Спустя какое-то время меня грубо растолкал от крепкого сна глава нашей группы. Он сообщил, что мы отправляемся на разведку с первыми лучами солнца. Как только я опустил ноги на пол, острая боль напомнила мне, что раны еще не зажили. Но выражение лица моего товарища однозначно выражало, что я иду с ними.
При восхождении на первую вершину я был уверен, что до конца не дойду. Но вновь Б-г протянул мне руку помощи и дал мне силы продолжать. Как и в предыдущей вылазке, в каждой деревне мы хватали и допрашивали одного из жителей. Ко второй деревне я уже набрался опыта в этой процедуре. Ни в одной из деревень не было немцев и не произошло ответных действий на засаду, устроенную немецкому отряду. Но товарищи сказали мне, что, скорее всего, следует ожидать мести СС по отношению к деревне, где нам сообщили о немецком патруле, но не из-за того, что они дали нам информацию. Эсэсовцы не могли знать, что нам помогли жители именно этой деревни. Они просто захватят заложников из ближайшей деревни и убьют их в назидание другим. Зачастую они хватали дряхлых стариков, женщин, детей и даже младенцев. Их ничуть не интересовало наказание виновных в передаче сведений врагу. Их задачей было не наказать, а внушить страх.

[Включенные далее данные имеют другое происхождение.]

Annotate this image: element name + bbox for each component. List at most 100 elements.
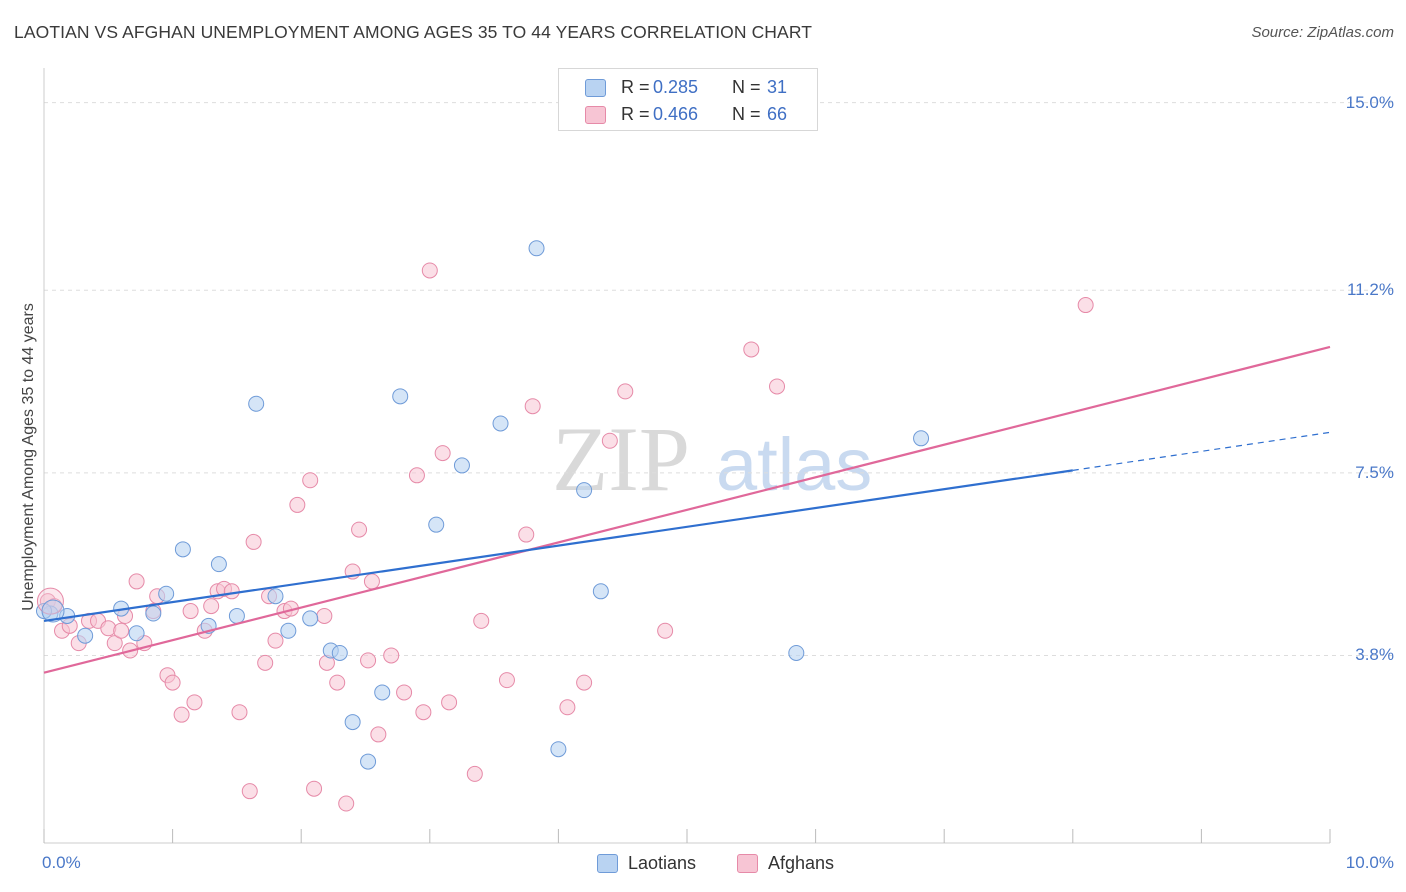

Мы ясно давали понять деревенским жителям, что будем иметь дело с любыми объявившимися в этой местности немцами. Но для того, чтобы мы могли помочь им и защитить их, они должны сообщать нам, если увидят немецких солдат. Естественно, они не знают, как нас найти, поэтому мы будем регулярно с ними связываться. Также ясно давалось понять жителям, что в случае предательства они будут наказаны.
* * *
Первые недели двое моих товарищей использовали наши вылазки для мого боевого обучения. Я научился передвигаться по лесу, не оставляя следов или оставляя ложные следы с целью заманить немцев в ловушку. Я научился незаметно наблюдать за деревней и допрашивать крестьян так, чтобы узнать правду. Хотя все оказалось менее романтичным, чем я себе представлял, моя жизнь была теперь под моим контролем. Это то, что мне нравилось больше всего в моей партизанской жизни. Я был счастлив так, как мне уже давно не приходилось.
С каждым днем я ощущал, что меня все больше воспринимают как равноправного члена нашего разведотряда. И хотя я был самым юным среди них, я доказал, что тоже чего-то стою. Я справлялся с каждой ситуацией по мере поступления. Другие члены отряда стали разговаривать со мной, расспрашивать о последнем походе, сообщать мне что-то нужное или предостерегать меня. Я был очень рад тому, что они принимают меня за своего.
Однажды, отправляясь в очередную разведку, я увидел около землянки привязанную к дереву лошадь. Когда я спросил одного из моих «друзей», чья это лошадь, он мне ответил:
– Янко, лошадь — твоя!
Я был в восторге. Некоторые из партизан имели лошадей, и это было важным символом статуса. Я подошел к лошади, отвязал веревку, служившую уздой, и запрыгнул к ней на спину с прытью опытного наездника. Однако не успел я как следует усесться, как она неистово взбрыкнула, встав на дыбы. В мгновение ока лошадь сбросила меня, и я полетел на землю с грацией мешка с картошкой. Пока я неуклюже вставал, мои друзья утешали меня оглушительным смехом.
Моей первой мыслью было снова взобраться на лошадь и показать ей, кто здесь хозяин. Но прежде чем я это сделал, один из товарищей сказал мне, что это особо упрямое и норовистое животное. Многие пытались укротить ее, но никому не удалось продержаться на ней дольше, чем несколько секунд. Пока все получали удовольствие от розыгрыша, я привязал лошадь обратно к дереву, решив, что приручу ее.